Self-published author M.W. gave away pink plastic pens to promote her book There Are No Soulmates! Author Sharon Boorstin handed out plastic-wrapped cookies to promote her novel, Cookin' For Love, at the booth for iUniverse, a Nebraska-based publisher.
Self-publishing companies like iUniverse, Authorhouse, Xlibris and Booksurge are presenting themselves as a viable option to the increasingly exclusive New York City publishing houses. "What we do is offer the opportunity for supported self-publishing, where the author is in control," says Carol Ash, marketing director for iUniverse. "Eventually, what happens is the readers decide."

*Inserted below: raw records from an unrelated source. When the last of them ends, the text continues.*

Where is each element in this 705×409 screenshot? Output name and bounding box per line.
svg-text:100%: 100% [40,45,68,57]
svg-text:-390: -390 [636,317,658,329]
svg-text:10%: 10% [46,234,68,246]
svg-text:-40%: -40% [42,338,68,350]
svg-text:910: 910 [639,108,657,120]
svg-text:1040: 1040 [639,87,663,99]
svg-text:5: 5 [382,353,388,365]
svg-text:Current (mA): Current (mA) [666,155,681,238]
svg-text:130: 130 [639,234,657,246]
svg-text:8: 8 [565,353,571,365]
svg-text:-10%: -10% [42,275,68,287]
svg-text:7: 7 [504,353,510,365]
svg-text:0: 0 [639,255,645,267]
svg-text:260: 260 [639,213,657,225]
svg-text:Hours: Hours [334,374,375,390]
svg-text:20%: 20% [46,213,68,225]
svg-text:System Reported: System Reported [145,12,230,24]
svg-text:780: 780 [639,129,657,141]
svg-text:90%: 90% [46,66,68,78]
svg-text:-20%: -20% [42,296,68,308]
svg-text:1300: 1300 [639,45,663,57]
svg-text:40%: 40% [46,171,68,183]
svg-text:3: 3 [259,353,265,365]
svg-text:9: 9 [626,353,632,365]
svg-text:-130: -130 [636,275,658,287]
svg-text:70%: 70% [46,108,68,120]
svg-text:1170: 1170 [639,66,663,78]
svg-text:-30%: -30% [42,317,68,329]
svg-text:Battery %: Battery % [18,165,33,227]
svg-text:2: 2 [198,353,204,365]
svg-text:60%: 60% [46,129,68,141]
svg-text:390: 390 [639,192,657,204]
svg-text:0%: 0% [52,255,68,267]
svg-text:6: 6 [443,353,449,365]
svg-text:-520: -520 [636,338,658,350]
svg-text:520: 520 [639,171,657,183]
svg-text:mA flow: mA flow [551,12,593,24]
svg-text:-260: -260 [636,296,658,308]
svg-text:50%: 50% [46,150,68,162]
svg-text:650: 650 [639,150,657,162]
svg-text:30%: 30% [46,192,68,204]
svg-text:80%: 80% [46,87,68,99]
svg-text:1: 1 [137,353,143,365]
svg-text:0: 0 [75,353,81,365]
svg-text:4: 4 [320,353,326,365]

Most self-publishing authors order just a few books printed to give to family and friends, then market their books on the Web. For an average of about $500, leading self-publishing companies will convert a manuscript to a book format, design a cover and make it available to online retailers.

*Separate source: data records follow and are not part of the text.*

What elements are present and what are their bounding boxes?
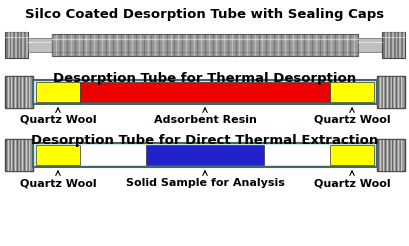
Bar	[5, 139, 33, 171]
Bar	[36, 145, 80, 165]
Bar	[52, 34, 357, 56]
Bar	[80, 82, 329, 102]
Bar	[28, 38, 52, 52]
Bar	[36, 145, 373, 165]
Bar	[33, 80, 376, 104]
Bar	[36, 82, 80, 102]
Text: Solid Sample for Analysis: Solid Sample for Analysis	[125, 178, 284, 188]
Text: Adsorbent Resin: Adsorbent Resin	[153, 115, 256, 125]
Bar	[33, 143, 376, 167]
Text: Silco Coated Desorption Tube with Sealing Caps: Silco Coated Desorption Tube with Sealin…	[25, 8, 384, 21]
Bar	[329, 82, 373, 102]
Bar	[376, 139, 404, 171]
Bar	[5, 32, 28, 58]
Text: Desorption Tube for Thermal Desorption: Desorption Tube for Thermal Desorption	[53, 72, 356, 85]
Text: Desorption Tube for Direct Thermal Extraction: Desorption Tube for Direct Thermal Extra…	[31, 134, 378, 147]
Bar	[146, 145, 263, 165]
Text: Quartz Wool: Quartz Wool	[20, 115, 96, 125]
Bar	[357, 38, 381, 52]
Text: Quartz Wool: Quartz Wool	[313, 178, 389, 188]
Bar	[5, 76, 33, 108]
Bar	[329, 145, 373, 165]
Bar	[376, 76, 404, 108]
Bar	[381, 32, 404, 58]
Text: Quartz Wool: Quartz Wool	[20, 178, 96, 188]
Text: Quartz Wool: Quartz Wool	[313, 115, 389, 125]
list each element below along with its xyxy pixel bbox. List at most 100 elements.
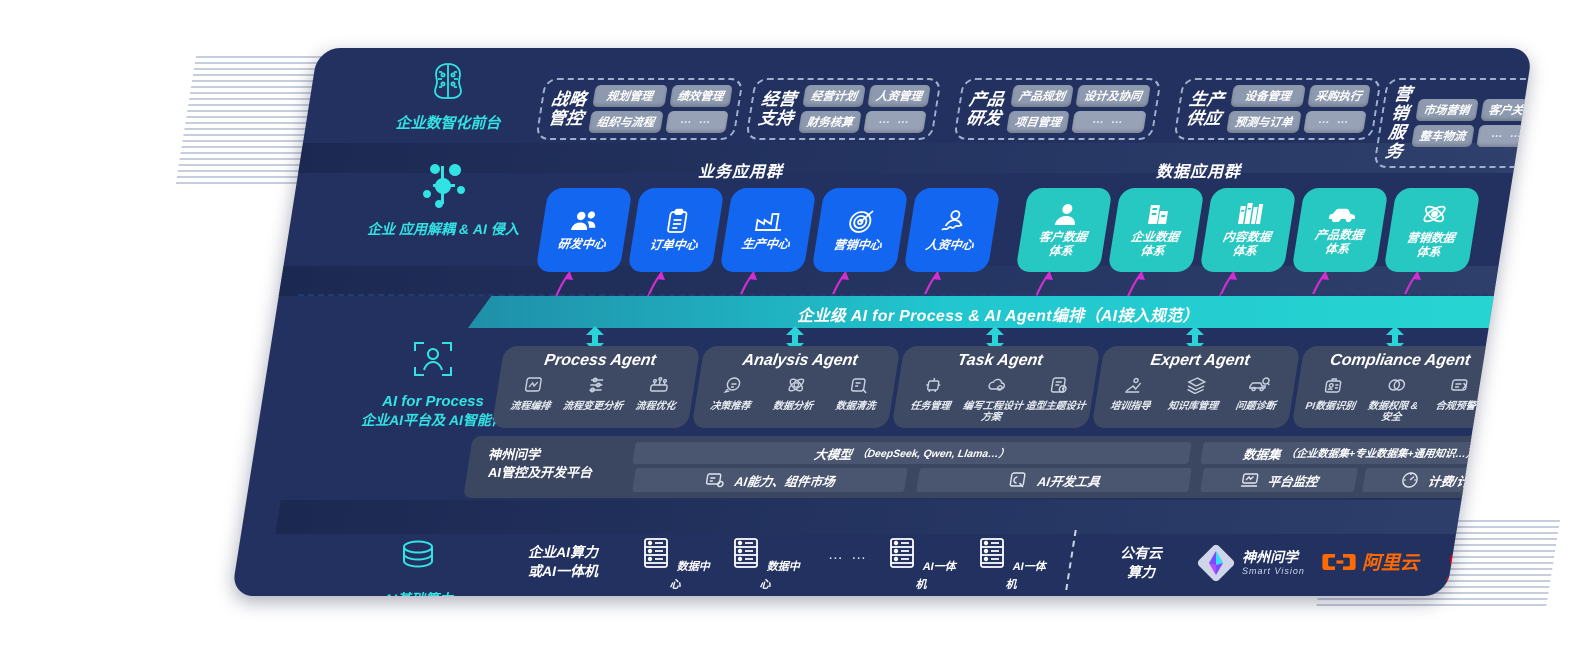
users-icon [570, 209, 602, 233]
agent-card-expert[interactable]: Expert Agent 培训指导 知识库管理 问题诊断 [1091, 346, 1301, 428]
group-production-title: 生产 供应 [1184, 89, 1227, 128]
tile-marketing-data[interactable]: 营销数据 体系 [1383, 188, 1481, 272]
agent-item-label: 数据清洗 [834, 401, 877, 412]
infra-item-enterprise-compute: 企业AI算力 或AI一体机 [498, 543, 628, 581]
atom-analysis-icon [788, 378, 805, 392]
tile-label: 研发中心 [556, 236, 607, 251]
tile-customer-data[interactable]: 客户数据 体系 [1015, 188, 1113, 272]
agent-item[interactable]: 流程编排 [498, 376, 566, 412]
agent-item[interactable]: 知识库管理 [1161, 376, 1229, 412]
platform-bar-dataset[interactable]: 数据集 （企业数据集+专业数据集+通用知识…） [1200, 442, 1520, 464]
tile-label: 营销数据 体系 [1405, 230, 1456, 259]
tile-label: 内容数据 体系 [1221, 229, 1273, 258]
agent-item[interactable]: 合规预警 [1422, 376, 1492, 423]
chip[interactable]: 市场营销 [1414, 99, 1479, 122]
agent-item[interactable]: 数据分析 [761, 376, 829, 412]
group-production[interactable]: 生产 供应 设备管理 采购执行 预测与订单 … … [1173, 78, 1382, 140]
platform-bar-title: 计费/计量 [1426, 474, 1483, 489]
chip[interactable]: … … [863, 111, 927, 133]
server-icon [644, 538, 669, 568]
chip[interactable]: 客户关系 [1479, 99, 1533, 122]
chip[interactable]: … … [1475, 125, 1533, 148]
tile-rnd-center[interactable]: 研发中心 [535, 188, 633, 272]
chip[interactable]: 绩效管理 [668, 85, 733, 107]
ai-orchestration-band: 企业级 AI for Process & AI Agent编排（AI接入规范） [468, 296, 1528, 328]
biarrow-icon [786, 326, 804, 352]
chip[interactable]: 规划管理 [592, 85, 668, 107]
agent-item[interactable]: 任务管理 [896, 376, 966, 423]
tile-marketing-center[interactable]: 营销中心 [811, 188, 909, 272]
infra-item-label: AI一体机 [1005, 561, 1046, 591]
agent-item-label: 流程变更分析 [562, 401, 624, 412]
cloud-gear-icon [988, 378, 1006, 391]
chip[interactable]: 预测与订单 [1226, 111, 1302, 133]
tile-content-data[interactable]: 内容数据 体系 [1199, 188, 1297, 272]
chip[interactable]: … … [1302, 111, 1367, 133]
tile-label: 企业数据 体系 [1129, 229, 1181, 258]
agent-item[interactable]: 培训指导 [1098, 376, 1166, 412]
chip[interactable]: 整车物流 [1410, 125, 1475, 148]
infra-item-label: 数据中心 [759, 561, 800, 591]
agent-item[interactable]: 造型主题设计 [1022, 376, 1092, 423]
infra-item-ai-appliance-2: AI一体机 [976, 536, 1046, 593]
server-icon [890, 538, 915, 568]
group-rnd[interactable]: 产品 研发 产品规划 设计及协同 项目管理 … … [953, 78, 1162, 140]
group-strategy[interactable]: 战略 管控 规划管理 绩效管理 组织与流程 … … [535, 78, 744, 140]
database-icon [328, 538, 508, 585]
infra-item-label: 公有云 算力 [1120, 545, 1162, 580]
chip[interactable]: 采购执行 [1306, 85, 1371, 107]
ai-side-label: AI for Process 企业AI平台及 AI智能体 [338, 336, 528, 429]
agent-item[interactable]: 流程变更分析 [561, 376, 629, 412]
agent-item[interactable]: 编写工程设计方案 [959, 376, 1029, 423]
biarrow-icon [1186, 326, 1204, 352]
server-icon [734, 538, 759, 568]
agent-item-label: 任务管理 [909, 401, 952, 412]
chip[interactable]: 设计及协同 [1075, 85, 1151, 107]
target-icon [846, 208, 876, 234]
agent-item[interactable]: 决策推荐 [698, 376, 766, 412]
devtool-icon [1009, 472, 1026, 488]
front-side-label: 企业数智化前台 [358, 58, 538, 134]
biarrow-icon [986, 326, 1004, 352]
agent-item[interactable]: 数据清洗 [823, 376, 891, 412]
chip[interactable]: 产品规划 [1010, 85, 1074, 107]
chip[interactable]: … … [1071, 111, 1147, 133]
platform-bar-ai-devtool[interactable]: AI开发工具 [916, 468, 1192, 492]
infra-side-label-text: AI基础算力 [383, 591, 453, 596]
agent-card-task[interactable]: Task Agent 任务管理 编写工程设计方案 造型主题设计 [891, 346, 1101, 428]
decision-icon [723, 377, 741, 394]
chip[interactable]: 经营计划 [802, 85, 866, 107]
agent-item[interactable]: 数据权限 & 安全 [1359, 376, 1429, 423]
chip[interactable]: 人资管理 [867, 85, 931, 107]
tile-label: 订单中心 [648, 237, 699, 252]
chip[interactable]: … … [664, 111, 729, 133]
agent-item[interactable]: 问题诊断 [1223, 376, 1291, 412]
agent-item[interactable]: PI数据识别 [1296, 376, 1366, 423]
agent-card-process[interactable]: Process Agent 流程编排 流程变更分析 流程优化 [491, 346, 701, 428]
chip[interactable]: 设备管理 [1230, 85, 1306, 107]
tile-hr-center[interactable]: 人资中心 [903, 188, 1001, 272]
platform-bar-ai-market[interactable]: AI能力、组件市场 [632, 468, 908, 492]
chip[interactable]: 项目管理 [1006, 111, 1070, 133]
agent-card-compliance[interactable]: Compliance Agent PI数据识别 数据权限 & 安全 合规预警 [1291, 346, 1501, 428]
business-apps-title: 业务应用群 [698, 164, 784, 181]
chip[interactable]: 财务核算 [798, 111, 862, 133]
platform-bar-title: AI能力、组件市场 [733, 474, 836, 489]
group-marketing[interactable]: 营销 服务 市场营销 客户关系 整车物流 … … [1372, 78, 1533, 169]
platform-bar-monitoring[interactable]: 平台监控 [1200, 468, 1358, 492]
person-chart-icon [938, 208, 968, 234]
group-strategy-title: 战略 管控 [546, 89, 589, 128]
platform-bar-llm[interactable]: 大模型 （DeepSeek, Qwen, Llama…） [632, 442, 1192, 464]
tile-product-data[interactable]: 产品数据 体系 [1291, 188, 1389, 272]
tile-enterprise-data[interactable]: 企业数据 体系 [1107, 188, 1205, 272]
agent-item[interactable]: 流程优化 [623, 376, 691, 412]
agent-card-analysis[interactable]: Analysis Agent 决策推荐 数据分析 数据清洗 [691, 346, 901, 428]
group-operation[interactable]: 经营 支持 经营计划 人资管理 财务核算 … … [745, 78, 942, 140]
agent-name: Process Agent [543, 352, 658, 369]
training-icon [1125, 377, 1142, 393]
brand-aliyun: 阿里云 [1322, 548, 1419, 575]
tile-order-center[interactable]: 订单中心 [627, 188, 725, 272]
platform-bar-billing[interactable]: 计费/计量 [1362, 468, 1520, 492]
chip[interactable]: 组织与流程 [588, 111, 664, 133]
tile-production-center[interactable]: 生产中心 [719, 188, 817, 272]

But that's the easy part — getting the book sold is a little tougher. Most book stores won't stock them, and critics generally don't review them. One thing that many hopeful authors at the L.A. Festival of Books agree on: In today's competitive publishing world, it's all about the marketing.
"As for my book... well, I don't have any of the items I saw being offered up at the book fair. No pens, bookmarks or T-shirts," says Hillard. "Just what any writer hopes they have: A good story."
Read an excerpt from Hillard's In the Shadow of the Sparrow:
The nightmare came again.
First, there is only the light and rapid sound of a child's foot steps on hard earth. And then the sound of wheezing breath. It is her breathing, her feet on the ground. A percussion of fear: breath, feet, breath, feet. Her legs can't move her fast enough away from them. She looks repeatedly over her shoulder to see if they are closer. The leaden mist folds in as the path in front of her and the surrounding forest falls away. She clenches her small hands. They're close. She feels them in her stomach. Her legs keep moving. She knows the gray fog has cloaked them; it is their magic: feet, breath, feet and then their mocking laughter.
Robyn awakened with her heart pounding, her hands still clenched as she looked around the room, certain to see something there. She took several deep breaths, bringing her heart back to a steady rhythm. She threw back the covers and swung her legs over onto the floor and gripped her knees. Her legs were aching again. Ignoring the dull pain, she traced the hardwood floor with one foot, searching for blue chenille slippers. Garbo, a medium-size dog with soft black curls, an exploding white star on her chest and the tail of a fox, gazed up at Robyn, then moved hesitantly from her foam bed, stretched and sat down at her mistress' feet. Her ears went from their butterfly position to coyote. Cocking her head sideways, she made soft sweeping sounds with her tail over the varnished wood floor.
"Yeah, I know, what am I doing up so early?" Robyn padded to the kitchen silently swearing off margaritas. She opened the refrigerator door, stared vacantly, not recognizing any of its contents, sighed and grabbed a bag of organic coffee beans and a small container of half-and-half. She squeezed open the top of the container, smelled its contents and kicked the door shut.